Pressure-Dependent Leak Detection Model and Its Application to a District Water System

Abstract

Cost-effective reduction of water loss is a compelling but challenging task for water utilities. This paper presents a model-based optimization method for leakage detection of water distribution systems. Leakage hotspots are assumed to exist at the model nodes identified. Leakage is represented as pressure-dependent demand simulated as emitter flows at selected model nodes. The leakage detection method is formulated to optimize the leakage node locations and their associated emitter coefficients such that the differences between the model predicted and the field observed values for pressure and flow are minimized. The optimization problem is solved by using a competent genetic algorithm. The leakage detection method is developed as an add-on feature of the optimization-based model calibration tool. This enables engineers to undertake leakage hotspot optimization as an independent task or combine the task with hydraulic model calibration, subject to suitably varied field data. Two case studies are discussed in this paper including an example from literature and a district water system in the United Kingdom.
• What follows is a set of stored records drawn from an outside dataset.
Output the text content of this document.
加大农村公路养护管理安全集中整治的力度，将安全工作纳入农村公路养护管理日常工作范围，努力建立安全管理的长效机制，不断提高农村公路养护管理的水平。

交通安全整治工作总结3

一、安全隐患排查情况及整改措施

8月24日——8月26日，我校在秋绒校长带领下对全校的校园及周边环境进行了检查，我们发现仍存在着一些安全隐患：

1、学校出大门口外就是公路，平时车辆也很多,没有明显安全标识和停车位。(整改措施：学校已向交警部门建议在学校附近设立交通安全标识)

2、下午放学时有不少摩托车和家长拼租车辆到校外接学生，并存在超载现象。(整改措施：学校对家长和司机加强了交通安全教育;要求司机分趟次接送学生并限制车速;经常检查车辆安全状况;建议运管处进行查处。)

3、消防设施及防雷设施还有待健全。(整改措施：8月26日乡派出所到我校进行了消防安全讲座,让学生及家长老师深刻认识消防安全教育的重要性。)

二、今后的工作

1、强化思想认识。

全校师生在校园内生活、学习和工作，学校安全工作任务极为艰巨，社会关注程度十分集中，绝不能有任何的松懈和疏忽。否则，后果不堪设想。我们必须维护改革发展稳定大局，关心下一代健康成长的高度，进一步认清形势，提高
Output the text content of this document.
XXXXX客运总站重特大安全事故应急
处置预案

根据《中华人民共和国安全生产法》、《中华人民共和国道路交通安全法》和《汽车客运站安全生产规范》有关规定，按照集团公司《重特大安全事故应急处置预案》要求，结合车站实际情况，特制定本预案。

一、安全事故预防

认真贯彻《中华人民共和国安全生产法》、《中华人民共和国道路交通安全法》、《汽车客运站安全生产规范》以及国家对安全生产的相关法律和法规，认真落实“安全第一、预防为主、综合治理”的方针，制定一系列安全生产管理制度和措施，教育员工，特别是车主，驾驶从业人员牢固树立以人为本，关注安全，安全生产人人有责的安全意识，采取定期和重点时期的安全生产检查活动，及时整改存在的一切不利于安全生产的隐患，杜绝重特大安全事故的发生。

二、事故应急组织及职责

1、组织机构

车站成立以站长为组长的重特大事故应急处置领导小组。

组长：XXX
The results obtained illustrate that the optimization model for predicting leakage hotspots can be effective despite the recognized challenges of model calibration and the physical measurement limitations from the pressure and flow surveys also referred to as field tests. It is found that the method is effective at being applied for hydraulic conditions that occur in the early hours of the morning, often on water networks with excess design capacity and where hydraulic gradients are slack and loggers may sometimes be working close to their limits of accuracy.